Check Duplicate without using Remove Duplicates

Posted: Fri Sep 30, 2011 2:02 am
by karthi_gana
All,

We receive security return file from the external vendor on monthly basis. If the file contain duplicates (key columns: securty_no, month_end_date), we don't want to process the complete file. We need to ensure that the file doesn't have any single duplicate. I think it is a kind of Quality check. Do i need to use Quality stage/standardize/Investigate? Do i need to create any new rule set? I don't know how to start or from where to start. Can anybody help me ?

Posted: Fri Sep 30, 2011 2:20 am
by arvind_ds
You can use sort stage also in datastage parallel jobs to remove duplicates.

Re: Check Duplicate without using Remove Duplicates

Posted: Fri Sep 30, 2011 2:23 am
by BI-RMA
Use an Aggregator and group by your key-columns. If there is a count > 1 You can evaluate that as an error. For example use a Lookup-Stage, do a lookup for the fixed value 1 against the Counter from the Aggregator and keep the default setting for Lookup-Failure as 'Fail' - if there is duplicate key in the file the job will abort.

Within the Sequence calling this job, you should then set the execution action for this job to "Reset if required, then run", because You make the job abort in certain conditions defined by business-rules.

Posted: Fri Sep 30, 2011 2:49 am
by vishal_rastogi
with the help of stage variables in transformer you can remove the duplicate

Re: Check Duplicate without using Remove Duplicates

Posted: Fri Sep 30, 2011 8:11 pm
by SURA
You can use SED / SORT Unix command in before routine and remove.

DS User

Posted: Sat Oct 01, 2011 2:32 am
by pandeesh
Use uniq -d and if returns any result simply do not process the file

Posted: Sat Oct 01, 2011 4:32 am
by BI-RMA
pandeesh wrote:Use uniq -d and if returns any result simply do not process the file
But this only helps if the rows are exact duplicates of each other. To check for duplicate keys, see above. There are likely to be other solutions, as almost always in DataStage...

Posted: Mon Oct 03, 2011 8:33 am
by FranklinE
Not intending this to be a good solution, but I needed something quickly and cooked up a way to use transformer constraints to capture duplicates (needed to be saved in a rejects file). I also check some fields for validity.

It took complete "coverage" in the constraints logic. Failed edits to one link, duplicates to another link, and a carefully written "reverse" logic for rows that pass and are to be processed in next steps.
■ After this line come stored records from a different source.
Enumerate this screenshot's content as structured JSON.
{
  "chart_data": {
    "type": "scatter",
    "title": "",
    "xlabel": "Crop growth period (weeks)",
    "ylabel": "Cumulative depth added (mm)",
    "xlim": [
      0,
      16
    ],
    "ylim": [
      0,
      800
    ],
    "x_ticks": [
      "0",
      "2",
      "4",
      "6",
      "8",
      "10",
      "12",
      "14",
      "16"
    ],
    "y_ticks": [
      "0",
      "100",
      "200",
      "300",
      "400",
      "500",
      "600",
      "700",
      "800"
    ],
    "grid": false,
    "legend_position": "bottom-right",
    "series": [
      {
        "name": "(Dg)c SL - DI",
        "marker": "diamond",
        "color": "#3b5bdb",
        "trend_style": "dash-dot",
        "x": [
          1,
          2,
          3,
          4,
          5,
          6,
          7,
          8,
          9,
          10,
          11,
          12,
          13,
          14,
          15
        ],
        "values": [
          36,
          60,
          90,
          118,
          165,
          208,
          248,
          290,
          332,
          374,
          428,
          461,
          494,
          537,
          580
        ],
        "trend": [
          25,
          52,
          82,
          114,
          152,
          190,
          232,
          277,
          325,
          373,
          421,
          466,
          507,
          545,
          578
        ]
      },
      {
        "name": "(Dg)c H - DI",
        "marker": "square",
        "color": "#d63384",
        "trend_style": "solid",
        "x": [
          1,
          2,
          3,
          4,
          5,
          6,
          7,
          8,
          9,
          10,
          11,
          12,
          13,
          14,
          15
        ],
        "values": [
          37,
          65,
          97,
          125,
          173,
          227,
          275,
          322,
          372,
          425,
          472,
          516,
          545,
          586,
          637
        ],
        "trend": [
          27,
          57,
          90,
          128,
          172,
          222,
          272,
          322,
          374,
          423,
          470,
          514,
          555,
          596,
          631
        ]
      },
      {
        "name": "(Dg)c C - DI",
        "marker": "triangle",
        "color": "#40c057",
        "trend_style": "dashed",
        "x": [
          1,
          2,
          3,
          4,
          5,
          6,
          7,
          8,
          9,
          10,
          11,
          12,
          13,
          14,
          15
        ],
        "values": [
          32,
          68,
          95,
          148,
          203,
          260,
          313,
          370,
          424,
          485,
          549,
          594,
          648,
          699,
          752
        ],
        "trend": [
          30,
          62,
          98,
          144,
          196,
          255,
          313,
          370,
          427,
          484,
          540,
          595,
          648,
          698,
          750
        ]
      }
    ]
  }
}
Posted: Wed Nov 16, 2011 8:25 am
by sanjayS
First sort the records based on the key column whcih is followed by transformer stage.

And use use stage variable and constraint to remove dublicates.

sv1 : Key column
sv2 : If sv1<>sv3 Then 1 Else 0
sv3 : sv1

use constraint as sv2 = 1

-----------------
sanjay

Posted: Wed Nov 16, 2011 9:35 am
by ShaneMuir
Or just use a sort stage, group and sort by the key and add a key change column to the output.

As the next stage you can use a transformer or a filter to check the keychange column. This column is set to 1 for the first row in each group where the value of the sort key changes. Subsequent records in the group have the column set to 0. You can output the respective rows as you require.